I grew up on Simon, whose musical career goes to the 1950s, when he started writing and recording songs as a teenager. Simon & Garfunkel songs played regularly on the Cleveland Oldies station my parents played in the car, and I inherited my mother’s copy of Parsley, Sage, Rosemary & Thyme.

Many figures from the ’50s and ’60s faded over time, but Simon remains a vital presence in popular culture. Splitting with Art Garfunkel, he achieved commercial and critical success as a solo artist in the ’70s. He reinvented himself in the ’80s, incorporating African music on Graceland. A lifelong resident of New York, he performed “The Boxer” on Saturday Night Live after 9/11.

Widely considered one of the greatest songwriters, Simon has written standards and classics, which he revisited in his second set. The evening began with a performance of Seven Psalms, his latest album, a 33-minute suite of songs meditating on mortality and spirituality meant to be experienced as a continuous whole. The piece came together in a series of writing sessions after Simon woke up from a dream in the middle of the night. For the last two segments, “The Sacred Harp” and “Wait,” his wife of three decades, Edie Brickell (of Edie Brickell & The New Bohemians), sang with him.

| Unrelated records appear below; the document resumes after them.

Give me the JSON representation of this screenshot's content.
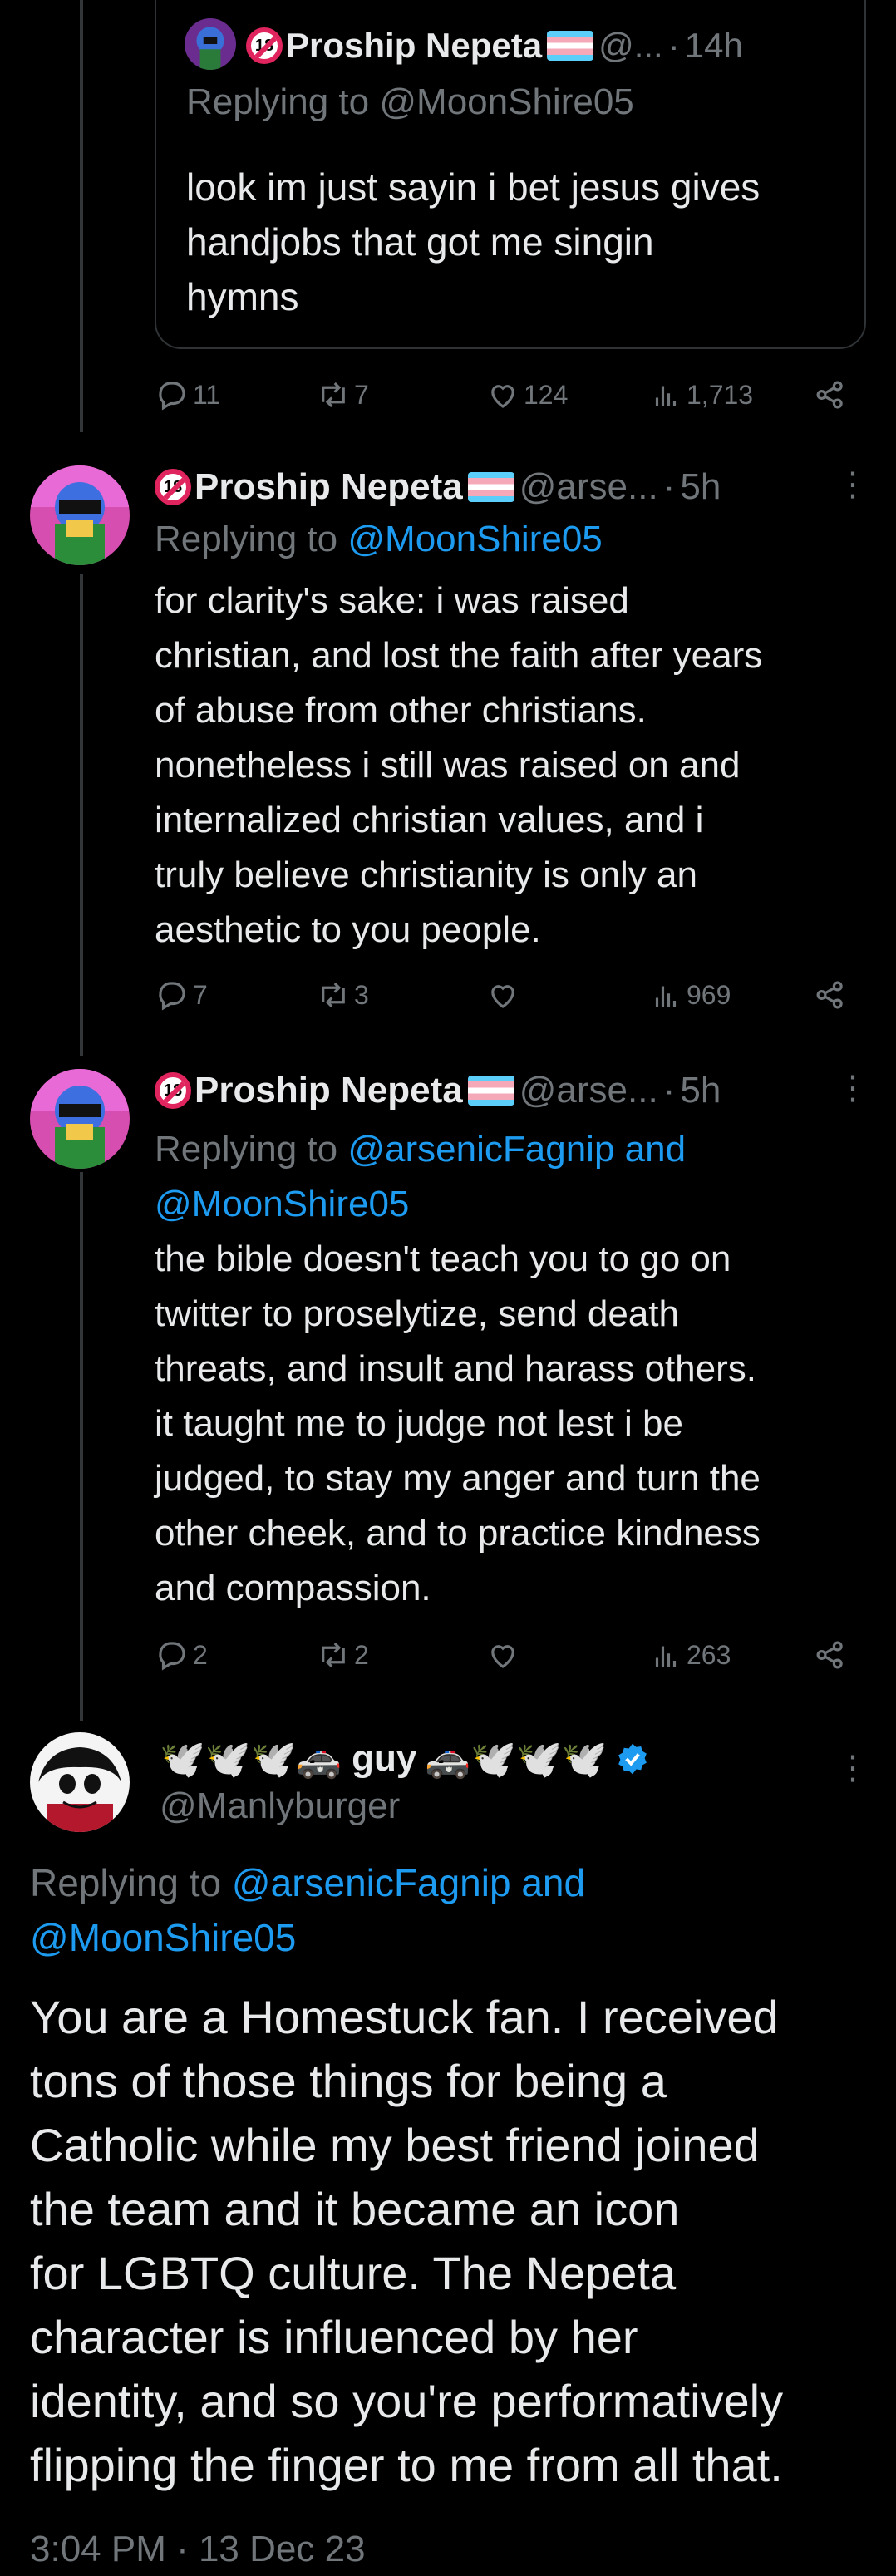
{
  "tweets": [
    {
      "display_name": "Proship Nepeta",
      "handle": "@...",
      "time": "14h",
      "replying_label": "Replying to",
      "replying_to": "@MoonShire05",
      "text_lines": [
        "look im just sayin i bet jesus gives",
        "handjobs that got me singin",
        "hymns"
      ],
      "stats": {
        "replies": "11",
        "retweets": "7",
        "likes": "124",
        "views": "1,713"
      }
    },
    {
      "display_name": "Proship Nepeta",
      "handle": "@arse...",
      "time": "5h",
      "replying_label": "Replying to",
      "replying_to": "@MoonShire05",
      "text_lines": [
        "for clarity's sake: i was raised",
        "christian, and lost the faith after years",
        "of abuse from other christians.",
        "nonetheless i still was raised on and",
        "internalized christian values, and i",
        "truly believe christianity is only an",
        "aesthetic to you people."
      ],
      "stats": {
        "replies": "7",
        "retweets": "3",
        "likes": "",
        "views": "969"
      }
    },
    {
      "display_name": "Proship Nepeta",
      "handle": "@arse...",
      "time": "5h",
      "replying_label": "Replying to",
      "replying_to_line1": "@arsenicFagnip and",
      "replying_to_line2": "@MoonShire05",
      "text_lines": [
        "the bible doesn't teach you to go on",
        "twitter to proselytize, send death",
        "threats, and insult and harass others.",
        "it taught me to judge not lest i be",
        "judged, to stay my anger and turn the",
        "other cheek, and to practice kindness",
        "and compassion."
      ],
      "stats": {
        "replies": "2",
        "retweets": "2",
        "likes": "",
        "views": "263"
      }
    }
  ],
  "main_tweet": {
    "display_name_left": "🕊️🕊️🕊️🚓",
    "display_name_mid": "guy",
    "display_name_right": "🚓🕊️🕊️🕊️",
    "handle": "@Manlyburger",
    "replying_label": "Replying to",
    "replying_to_line1": "@arsenicFagnip and",
    "replying_to_line2": "@MoonShire05",
    "text_lines": [
      "You are a Homestuck fan. I received",
      "tons of those things for being a",
      "Catholic while my best friend joined",
      "the team and it became an icon",
      "for LGBTQ culture. The Nepeta",
      "character is influenced by her",
      "identity, and so you're performatively",
      "flipping the finger to me from all that."
    ],
    "timestamp": "3:04 PM · 13 Dec 23"
  },
  "icons": {
    "reply": "reply-icon",
    "retweet": "retweet-icon",
    "like": "heart-icon",
    "views": "views-icon",
    "share": "share-icon",
    "more": "more-icon",
    "verified": "verified-badge-icon",
    "ban": "no-under-18-icon",
    "flag": "trans-flag-icon"
  },
  "colors": {
    "background": "#000000",
    "text": "#e7e9ea",
    "muted": "#71767b",
    "link": "#1d9bf0"
  }
}
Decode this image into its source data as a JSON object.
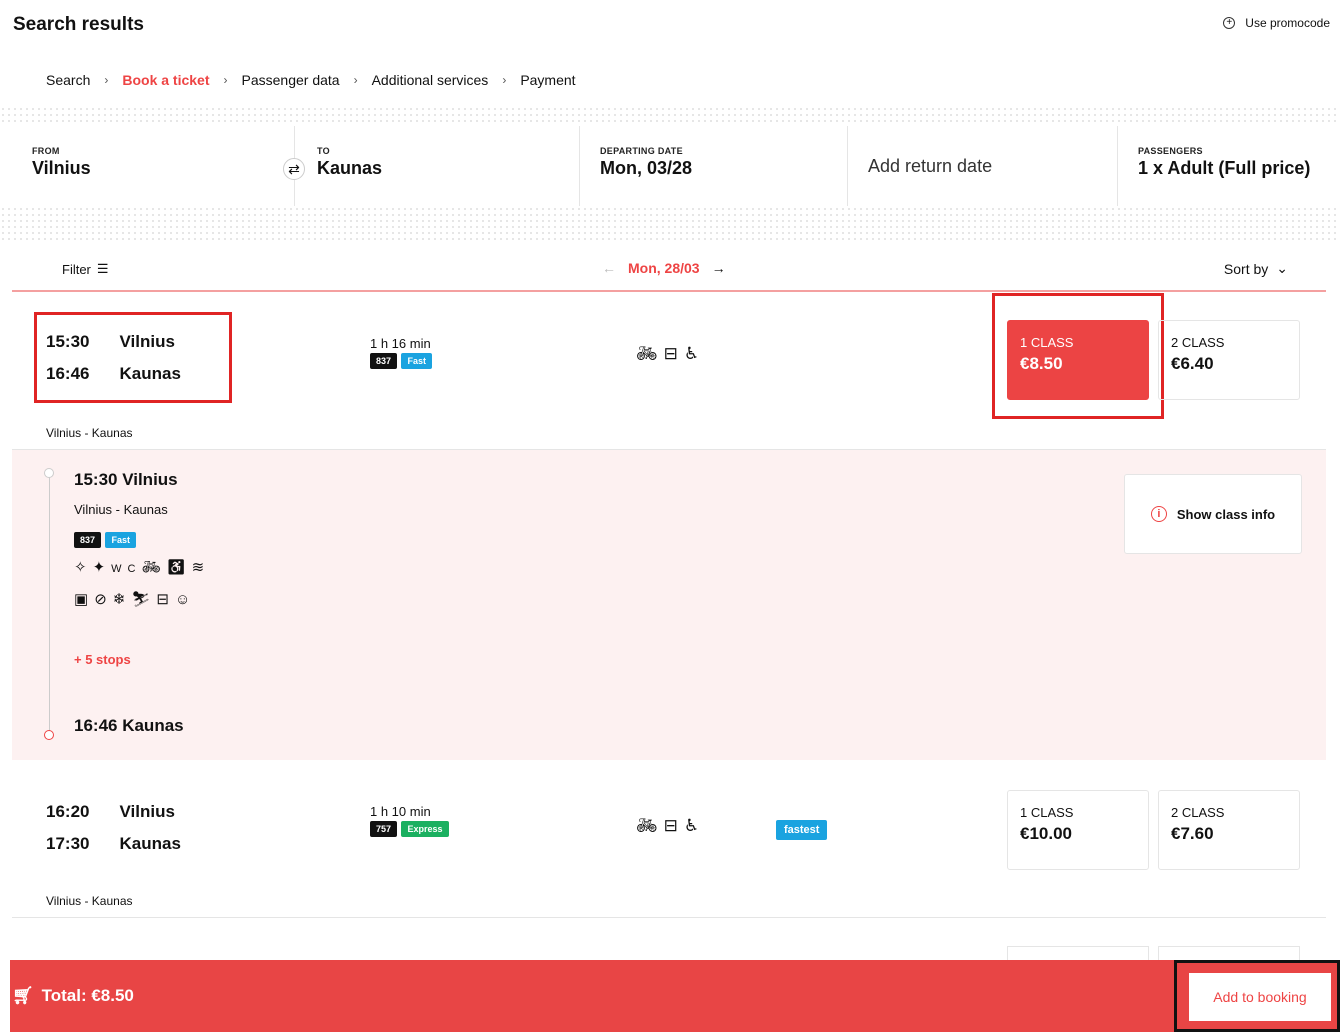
{
  "header": {
    "title": "Search results",
    "promo": "Use promocode"
  },
  "breadcrumb": [
    "Search",
    "Book a ticket",
    "Passenger data",
    "Additional services",
    "Payment"
  ],
  "search": {
    "from_label": "FROM",
    "from": "Vilnius",
    "to_label": "TO",
    "to": "Kaunas",
    "date_label": "DEPARTING DATE",
    "date": "Mon, 03/28",
    "return": "Add return date",
    "pax_label": "PASSENGERS",
    "pax": "1 x Adult (Full price)"
  },
  "toolbar": {
    "filter": "Filter",
    "prev_arrow": "←",
    "date": "Mon, 28/03",
    "next_arrow": "→",
    "sort": "Sort by"
  },
  "trips": [
    {
      "dep_time": "15:30",
      "dep_city": "Vilnius",
      "arr_time": "16:46",
      "arr_city": "Kaunas",
      "duration": "1 h 16 min",
      "train_no": "837",
      "type": "Fast",
      "class1_label": "1 CLASS",
      "class1_price": "€8.50",
      "class2_label": "2 CLASS",
      "class2_price": "€6.40",
      "route": "Vilnius - Kaunas"
    },
    {
      "dep_time": "16:20",
      "dep_city": "Vilnius",
      "arr_time": "17:30",
      "arr_city": "Kaunas",
      "duration": "1 h 10 min",
      "train_no": "757",
      "type": "Express",
      "tag": "fastest",
      "class1_label": "1 CLASS",
      "class1_price": "€10.00",
      "class2_label": "2 CLASS",
      "class2_price": "€7.60",
      "route": "Vilnius - Kaunas"
    }
  ],
  "details": {
    "dep": "15:30 Vilnius",
    "route": "Vilnius - Kaunas",
    "train_no": "837",
    "type": "Fast",
    "stops": "+ 5 stops",
    "arr": "16:46 Kaunas",
    "class_info": "Show class info",
    "amenities_row1": [
      "climate-icon",
      "ac-icon",
      "wc-icon",
      "bike-icon",
      "wheelchair-icon",
      "wifi-icon"
    ],
    "amenities_row2": [
      "luggage-icon",
      "no-pets-icon",
      "snow-icon",
      "ski-icon",
      "food-icon",
      "service-icon"
    ]
  },
  "footer": {
    "total": "Total: €8.50",
    "add": "Add to booking"
  },
  "colors": {
    "accent": "#e84545",
    "fast": "#1aa3e0",
    "express": "#1bb060"
  }
}
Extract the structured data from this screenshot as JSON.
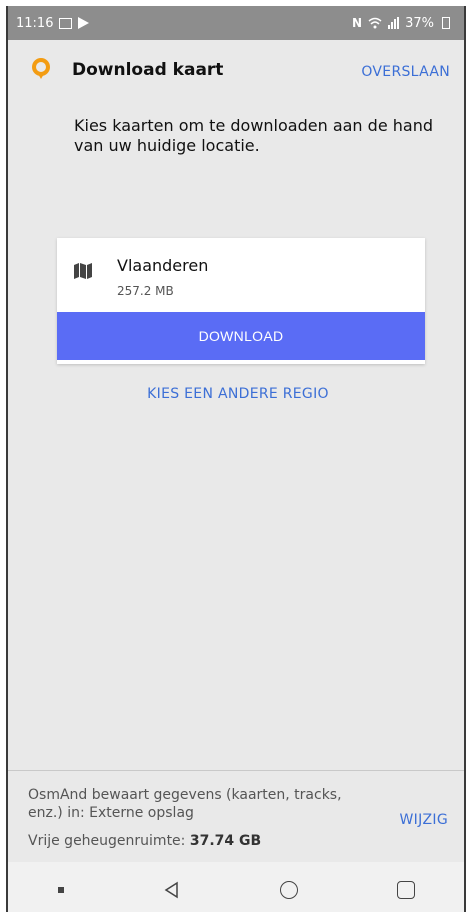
{
  "status_bar": {
    "time": "11:16",
    "battery": "37%"
  },
  "header": {
    "title": "Download kaart",
    "skip_label": "OVERSLAAN"
  },
  "description": "Kies kaarten om te downloaden aan de hand van uw huidige locatie.",
  "region": {
    "name": "Vlaanderen",
    "size": "257.2 MB",
    "download_label": "DOWNLOAD"
  },
  "other_region_label": "KIES EEN ANDERE REGIO",
  "footer": {
    "storage_info": "OsmAnd bewaart gegevens (kaarten, tracks, enz.) in: Externe opslag",
    "change_label": "WIJZIG",
    "free_space_label": "Vrije geheugenruimte:",
    "free_space_value": "37.74 GB"
  },
  "icons": {
    "logo": "osmand-pin-icon",
    "map": "map-icon",
    "nav_back": "back-triangle-icon",
    "nav_home": "home-circle-icon",
    "nav_recent": "recent-square-icon"
  },
  "colors": {
    "accent": "#3c6fd6",
    "button": "#5a6cf5",
    "logo": "#f39c12",
    "status_bar": "#8d8d8d",
    "background": "#e9e9e9"
  }
}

Watch a trailer for Seven Psalms by Paul Simon on YouTube:

Simon came out of the gate hot for his second set with the title track of Graceland, so named for Elvis’s home in Memphis. “The Late Great Johnny Ace,” he explained, “came directly from an adolescent memory” of hearing on the radio about the R&B singer’s death in 1954 from a self-inflicted gunshot wound, the result of playing Russian roulette after performing in Houston. Simon says it was “the first violent death I remember.” Ace’s death inspired at least one other song, Dave Alvin’s “Johnny Ace Is Dead.” (I’m not sure, but it might’ve inspired the name of a pro wrestler, too.) During the song, the screen behind the band displayed photos of Ace, JFK, and John Lennon, all referenced in the song, all killed by guns.

Edie Brickell sang again on “Under African Skies,” which Paul wrote for the late Joseph Shabalala, founder of the South African vocal group Ladysmith Black Mambazo. His songs come from disparate sources: A boat trip down the Amazon River inspired “Spirit Voices,” which appeared on The Rhythm of the Saints, as did “The Cool, Cool River.” Simon lifted the title of “Rene & Georgette Magritte With Their Dog After The War” (WWII) from a caption of a photo of the French surrealist painter he saw in a book.

While the second set included hits like “Slip Slidin’ Away,” “Homeward Bound,” and “Me & Julio Down by the Schoolyard,” Paul and his band also played deeper cuts, like “St. Judy’s Comet,” “Train in the Distance,” and “Rewrite.” He saved “Fifty Ways to Leave Your Lover” and “The Boxer” for his first encore, then returned for a second to play “The Sound of Silence.”

Given the constraints of time and his decision to play some lesser-known songs, he had to leave out many of his most beloved tunes, like “Bridge Over Troubled Water,” “America,” “Mrs. Robinson,” “American Tune,” and “You Can Call Me Al.” To be fair, even if he’d stuck to his biggest hits, he would’ve had to make omissions: There are simply too many great songs in his catalog for any one concert. 

Simon’s band was great: talented players who kept it subtle and light in keeping with the evening’s theme. The star of the evening, of course, was the remarkable songs Paul Simon has been giving us for so long.